Oil markets are being closely monitored for signs of a sustainable recovery as prices have rebounded from a low of around $26 a barrel seen in February to today's price of $47.70 a barrel for Brent crude and $46.30 a barrel for U.S. West Texas intermediate (WTI).

Prices rose on Wednesday after the U.S. Energy Information Administration's (EIA) weekly inventory report showed a decline of 3.4 million barrels, versus expectations of a slight build.

The IEA's Atkinson told CNBC that markets had priced in a continuing decline in non-OPEC production and that unexpected factors had also contributed to a rally in oil prices.

"Another reason why we've had quite a significant increase in prices recently is partly the expectation of a tighter market ahead but also there have been some unexpected disruptions to oil supply – we've seen the Canadian wildfire situation in the last week and bigger fall-offs in Nigeria so there have been some physical factors out there which have meant that supply has been even lower than we thought it would be."

There were hopes that prices could get a boost last month when OPEC and non-OPEC producers met in Doha to discuss freezing production levels but that meeting ended in stalemate, with Saudi Arabia refusing to budge unless Iran did so too.
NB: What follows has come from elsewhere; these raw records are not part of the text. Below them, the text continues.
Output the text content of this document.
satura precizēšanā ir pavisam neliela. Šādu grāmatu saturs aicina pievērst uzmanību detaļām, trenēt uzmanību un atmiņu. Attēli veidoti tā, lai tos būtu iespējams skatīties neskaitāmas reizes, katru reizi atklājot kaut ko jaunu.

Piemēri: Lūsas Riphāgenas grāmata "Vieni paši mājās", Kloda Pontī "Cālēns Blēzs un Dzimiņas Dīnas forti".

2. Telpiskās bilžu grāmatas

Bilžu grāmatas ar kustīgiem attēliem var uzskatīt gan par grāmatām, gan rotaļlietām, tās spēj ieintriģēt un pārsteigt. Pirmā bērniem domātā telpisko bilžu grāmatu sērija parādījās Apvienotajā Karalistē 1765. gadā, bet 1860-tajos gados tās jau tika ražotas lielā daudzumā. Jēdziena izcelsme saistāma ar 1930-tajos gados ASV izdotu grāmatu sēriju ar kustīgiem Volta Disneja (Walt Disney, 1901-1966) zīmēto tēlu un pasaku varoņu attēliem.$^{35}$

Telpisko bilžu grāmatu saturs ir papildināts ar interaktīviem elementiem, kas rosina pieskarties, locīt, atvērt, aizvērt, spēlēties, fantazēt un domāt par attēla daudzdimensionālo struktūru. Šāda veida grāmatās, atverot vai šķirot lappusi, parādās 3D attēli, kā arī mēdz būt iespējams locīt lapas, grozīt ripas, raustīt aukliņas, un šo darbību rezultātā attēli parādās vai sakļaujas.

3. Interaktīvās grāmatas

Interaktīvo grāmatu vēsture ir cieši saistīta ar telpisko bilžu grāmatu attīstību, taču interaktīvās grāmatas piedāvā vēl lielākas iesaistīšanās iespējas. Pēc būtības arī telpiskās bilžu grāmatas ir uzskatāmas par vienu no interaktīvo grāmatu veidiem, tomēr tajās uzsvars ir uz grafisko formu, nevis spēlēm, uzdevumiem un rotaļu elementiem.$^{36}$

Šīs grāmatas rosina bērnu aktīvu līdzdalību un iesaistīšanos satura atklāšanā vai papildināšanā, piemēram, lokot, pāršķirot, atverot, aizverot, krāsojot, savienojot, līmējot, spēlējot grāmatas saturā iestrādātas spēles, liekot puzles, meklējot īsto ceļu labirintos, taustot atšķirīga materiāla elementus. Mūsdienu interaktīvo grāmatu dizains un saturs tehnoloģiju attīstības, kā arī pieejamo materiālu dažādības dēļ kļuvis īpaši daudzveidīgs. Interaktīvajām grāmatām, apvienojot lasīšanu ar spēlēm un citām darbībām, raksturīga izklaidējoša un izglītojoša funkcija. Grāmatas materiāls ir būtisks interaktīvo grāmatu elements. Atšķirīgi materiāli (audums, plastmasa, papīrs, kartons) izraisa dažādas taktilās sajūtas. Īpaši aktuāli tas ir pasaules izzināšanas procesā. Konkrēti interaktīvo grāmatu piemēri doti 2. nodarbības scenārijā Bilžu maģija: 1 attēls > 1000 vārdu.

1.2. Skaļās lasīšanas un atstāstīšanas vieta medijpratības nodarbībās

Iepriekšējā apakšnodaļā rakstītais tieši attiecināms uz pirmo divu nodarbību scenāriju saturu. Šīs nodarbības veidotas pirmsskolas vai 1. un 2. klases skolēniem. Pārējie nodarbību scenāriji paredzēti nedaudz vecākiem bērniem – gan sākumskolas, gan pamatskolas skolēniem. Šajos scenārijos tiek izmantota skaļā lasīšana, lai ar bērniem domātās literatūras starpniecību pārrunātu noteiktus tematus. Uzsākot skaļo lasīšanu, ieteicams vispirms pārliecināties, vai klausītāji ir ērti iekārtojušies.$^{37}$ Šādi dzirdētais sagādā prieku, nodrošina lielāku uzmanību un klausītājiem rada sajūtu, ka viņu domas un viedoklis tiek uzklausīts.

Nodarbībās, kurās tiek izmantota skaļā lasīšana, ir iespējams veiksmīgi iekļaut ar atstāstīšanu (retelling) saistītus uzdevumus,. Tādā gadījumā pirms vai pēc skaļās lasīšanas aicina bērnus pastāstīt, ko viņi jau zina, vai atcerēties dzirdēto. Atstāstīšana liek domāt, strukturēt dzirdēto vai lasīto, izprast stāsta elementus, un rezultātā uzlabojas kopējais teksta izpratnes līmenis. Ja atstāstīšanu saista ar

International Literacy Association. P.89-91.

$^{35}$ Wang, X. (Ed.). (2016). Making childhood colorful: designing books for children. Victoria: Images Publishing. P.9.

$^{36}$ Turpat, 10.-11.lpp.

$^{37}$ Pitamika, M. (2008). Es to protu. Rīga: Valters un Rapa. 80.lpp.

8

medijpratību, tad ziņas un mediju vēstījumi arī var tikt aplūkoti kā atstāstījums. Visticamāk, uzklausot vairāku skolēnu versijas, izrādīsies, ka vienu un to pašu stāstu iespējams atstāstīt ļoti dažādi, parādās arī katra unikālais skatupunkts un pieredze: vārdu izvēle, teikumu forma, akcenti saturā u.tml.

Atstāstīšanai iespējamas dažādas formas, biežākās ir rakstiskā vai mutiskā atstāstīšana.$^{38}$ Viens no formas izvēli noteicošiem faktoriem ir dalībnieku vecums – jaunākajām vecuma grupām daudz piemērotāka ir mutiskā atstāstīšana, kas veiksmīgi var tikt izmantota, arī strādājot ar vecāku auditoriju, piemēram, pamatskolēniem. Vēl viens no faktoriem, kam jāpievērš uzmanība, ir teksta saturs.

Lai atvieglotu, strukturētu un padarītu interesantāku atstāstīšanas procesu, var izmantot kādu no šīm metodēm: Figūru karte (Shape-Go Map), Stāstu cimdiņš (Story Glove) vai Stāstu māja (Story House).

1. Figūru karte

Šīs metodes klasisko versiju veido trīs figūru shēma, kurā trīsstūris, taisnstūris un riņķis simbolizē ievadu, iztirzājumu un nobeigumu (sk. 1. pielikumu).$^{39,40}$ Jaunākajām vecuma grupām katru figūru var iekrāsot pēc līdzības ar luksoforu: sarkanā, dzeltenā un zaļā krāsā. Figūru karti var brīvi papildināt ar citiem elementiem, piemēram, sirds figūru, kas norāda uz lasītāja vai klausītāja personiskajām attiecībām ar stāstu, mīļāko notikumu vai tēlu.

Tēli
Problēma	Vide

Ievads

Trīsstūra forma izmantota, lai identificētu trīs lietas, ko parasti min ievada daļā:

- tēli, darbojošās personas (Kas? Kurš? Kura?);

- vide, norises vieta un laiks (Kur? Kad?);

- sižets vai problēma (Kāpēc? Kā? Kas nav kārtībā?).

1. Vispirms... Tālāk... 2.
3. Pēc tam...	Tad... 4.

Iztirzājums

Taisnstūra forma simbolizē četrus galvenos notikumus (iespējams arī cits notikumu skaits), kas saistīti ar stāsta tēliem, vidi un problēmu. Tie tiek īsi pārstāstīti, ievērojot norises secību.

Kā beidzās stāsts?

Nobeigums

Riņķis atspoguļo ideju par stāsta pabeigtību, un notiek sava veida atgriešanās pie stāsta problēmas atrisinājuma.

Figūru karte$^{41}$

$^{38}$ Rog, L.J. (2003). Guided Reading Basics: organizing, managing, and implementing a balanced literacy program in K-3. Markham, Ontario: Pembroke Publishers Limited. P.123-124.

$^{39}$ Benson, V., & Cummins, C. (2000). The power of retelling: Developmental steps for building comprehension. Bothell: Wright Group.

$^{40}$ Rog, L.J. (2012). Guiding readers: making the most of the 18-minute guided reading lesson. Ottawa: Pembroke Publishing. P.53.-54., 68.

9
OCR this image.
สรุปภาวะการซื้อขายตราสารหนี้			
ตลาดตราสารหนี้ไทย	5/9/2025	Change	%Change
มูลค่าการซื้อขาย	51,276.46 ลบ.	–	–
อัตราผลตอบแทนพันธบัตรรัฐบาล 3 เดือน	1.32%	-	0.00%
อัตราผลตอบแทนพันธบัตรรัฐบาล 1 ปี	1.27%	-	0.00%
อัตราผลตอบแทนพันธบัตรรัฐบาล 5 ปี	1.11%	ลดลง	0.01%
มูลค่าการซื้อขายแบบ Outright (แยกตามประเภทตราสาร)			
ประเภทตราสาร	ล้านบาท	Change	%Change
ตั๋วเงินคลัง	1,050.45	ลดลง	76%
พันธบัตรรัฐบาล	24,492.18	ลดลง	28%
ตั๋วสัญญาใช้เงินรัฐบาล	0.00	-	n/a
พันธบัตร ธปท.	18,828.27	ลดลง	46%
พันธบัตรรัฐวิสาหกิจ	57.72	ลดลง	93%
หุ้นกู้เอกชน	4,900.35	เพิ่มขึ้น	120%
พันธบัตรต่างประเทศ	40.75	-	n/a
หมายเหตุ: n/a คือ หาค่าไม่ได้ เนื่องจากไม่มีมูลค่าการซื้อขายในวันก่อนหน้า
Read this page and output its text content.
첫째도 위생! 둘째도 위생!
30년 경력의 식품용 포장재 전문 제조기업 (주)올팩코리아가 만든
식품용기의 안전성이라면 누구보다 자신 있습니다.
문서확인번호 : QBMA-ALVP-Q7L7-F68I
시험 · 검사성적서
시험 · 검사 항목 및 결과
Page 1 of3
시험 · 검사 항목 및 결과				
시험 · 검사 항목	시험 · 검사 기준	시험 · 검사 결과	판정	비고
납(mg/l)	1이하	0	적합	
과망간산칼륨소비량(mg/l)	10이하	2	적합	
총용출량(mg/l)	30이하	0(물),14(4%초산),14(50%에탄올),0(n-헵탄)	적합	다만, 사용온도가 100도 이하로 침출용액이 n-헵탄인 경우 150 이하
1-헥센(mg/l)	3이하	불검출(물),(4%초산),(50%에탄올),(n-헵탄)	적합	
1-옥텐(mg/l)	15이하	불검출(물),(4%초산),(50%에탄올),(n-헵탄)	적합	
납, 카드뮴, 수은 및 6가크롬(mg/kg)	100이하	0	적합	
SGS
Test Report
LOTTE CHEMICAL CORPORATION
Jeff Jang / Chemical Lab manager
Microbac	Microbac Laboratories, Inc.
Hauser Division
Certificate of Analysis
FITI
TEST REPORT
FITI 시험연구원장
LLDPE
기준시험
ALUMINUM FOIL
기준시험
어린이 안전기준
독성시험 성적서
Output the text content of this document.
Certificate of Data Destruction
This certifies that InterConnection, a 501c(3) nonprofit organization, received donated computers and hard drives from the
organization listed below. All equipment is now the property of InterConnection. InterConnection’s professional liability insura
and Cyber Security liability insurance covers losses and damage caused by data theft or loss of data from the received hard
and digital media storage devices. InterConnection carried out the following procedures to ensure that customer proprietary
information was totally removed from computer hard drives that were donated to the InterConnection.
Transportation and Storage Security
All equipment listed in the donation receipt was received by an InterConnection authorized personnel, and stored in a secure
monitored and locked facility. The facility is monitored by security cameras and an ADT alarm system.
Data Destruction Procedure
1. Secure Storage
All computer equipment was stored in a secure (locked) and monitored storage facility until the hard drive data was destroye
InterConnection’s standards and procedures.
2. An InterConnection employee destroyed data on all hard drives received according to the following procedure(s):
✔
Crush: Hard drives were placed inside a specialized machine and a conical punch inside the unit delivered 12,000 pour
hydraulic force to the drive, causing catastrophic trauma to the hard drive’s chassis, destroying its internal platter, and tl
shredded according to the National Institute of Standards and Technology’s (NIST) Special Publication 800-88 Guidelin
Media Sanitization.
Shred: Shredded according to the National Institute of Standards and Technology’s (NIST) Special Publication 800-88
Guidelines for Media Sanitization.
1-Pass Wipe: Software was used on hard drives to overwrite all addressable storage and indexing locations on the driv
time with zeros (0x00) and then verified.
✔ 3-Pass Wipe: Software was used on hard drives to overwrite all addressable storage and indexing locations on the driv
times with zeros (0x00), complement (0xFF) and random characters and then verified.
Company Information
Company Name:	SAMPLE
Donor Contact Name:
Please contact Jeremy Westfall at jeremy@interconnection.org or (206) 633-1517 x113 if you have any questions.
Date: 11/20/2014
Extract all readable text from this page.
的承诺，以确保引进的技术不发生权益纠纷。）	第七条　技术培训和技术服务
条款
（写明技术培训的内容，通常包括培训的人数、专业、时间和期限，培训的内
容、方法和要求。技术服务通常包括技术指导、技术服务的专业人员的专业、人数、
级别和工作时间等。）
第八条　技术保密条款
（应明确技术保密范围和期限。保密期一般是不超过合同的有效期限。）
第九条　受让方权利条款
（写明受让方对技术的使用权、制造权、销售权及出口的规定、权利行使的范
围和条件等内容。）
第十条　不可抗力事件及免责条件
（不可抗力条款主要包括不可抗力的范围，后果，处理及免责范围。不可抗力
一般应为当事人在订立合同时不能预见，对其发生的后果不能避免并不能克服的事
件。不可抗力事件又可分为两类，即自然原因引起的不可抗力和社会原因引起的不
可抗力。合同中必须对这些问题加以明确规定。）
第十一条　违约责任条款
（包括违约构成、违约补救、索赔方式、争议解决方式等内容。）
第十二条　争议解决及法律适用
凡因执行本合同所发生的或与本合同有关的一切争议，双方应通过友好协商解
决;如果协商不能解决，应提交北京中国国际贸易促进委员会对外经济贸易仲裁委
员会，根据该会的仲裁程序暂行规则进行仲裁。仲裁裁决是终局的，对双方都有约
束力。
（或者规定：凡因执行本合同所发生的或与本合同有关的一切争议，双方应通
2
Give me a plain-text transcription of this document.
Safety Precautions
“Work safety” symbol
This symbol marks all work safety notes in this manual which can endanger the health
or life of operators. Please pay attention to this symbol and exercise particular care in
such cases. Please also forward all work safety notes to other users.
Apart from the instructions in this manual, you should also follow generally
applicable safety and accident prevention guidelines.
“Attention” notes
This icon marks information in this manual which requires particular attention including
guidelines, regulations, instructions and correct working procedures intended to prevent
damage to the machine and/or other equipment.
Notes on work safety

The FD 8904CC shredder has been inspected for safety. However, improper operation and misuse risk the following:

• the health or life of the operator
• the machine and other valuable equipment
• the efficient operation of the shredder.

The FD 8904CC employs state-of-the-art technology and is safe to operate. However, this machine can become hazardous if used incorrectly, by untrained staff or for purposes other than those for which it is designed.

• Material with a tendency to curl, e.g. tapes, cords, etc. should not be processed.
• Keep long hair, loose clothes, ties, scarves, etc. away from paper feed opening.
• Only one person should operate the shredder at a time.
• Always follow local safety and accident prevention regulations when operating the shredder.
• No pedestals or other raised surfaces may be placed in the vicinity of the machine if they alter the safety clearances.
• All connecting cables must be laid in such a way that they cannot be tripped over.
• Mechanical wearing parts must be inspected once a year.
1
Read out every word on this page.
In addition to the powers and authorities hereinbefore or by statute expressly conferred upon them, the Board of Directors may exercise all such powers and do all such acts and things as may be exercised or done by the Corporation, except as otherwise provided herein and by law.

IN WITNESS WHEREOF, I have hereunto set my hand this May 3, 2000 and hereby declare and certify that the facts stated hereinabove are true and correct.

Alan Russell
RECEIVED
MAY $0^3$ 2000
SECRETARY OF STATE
Iran is keen to get its oil industry back on track after years of sanctions and refused to agree to such as deal.

The IEA noted that OPEC crude output rose once again in April and that while Saudi output was steady near 10.2 mb/d, Iranian supply rose to 3.56 mb/d, a level last hit in November 2011 before sanctions were tightened.

All eyes are on the next move by OPEC when it meets on June 2. So far, it has shown no signs of backing down from its decision in November 2014 to produce at full-tilt in a bid to defend its market share against non-OPEC rivals, particularly shale oil producers in the U.S. Saudi Arabia's state-run oil company Saudi Aramco indicated on Tuesday that that its production will trend slightly higher this year.

The country drew attention to itself last weekend when a cabinet reshuffle led to Saudi Oil Minister Ali-al-Naimi being replaced by Khalid al-Falih, the former president of Saudi Aramco. The new minister in charge of the Kingdom's oil policy signaled no dramatic change in policy from the Saudis and the IEA said the next OPEC meeting will be closely watched to see if there are any policy changes ahead.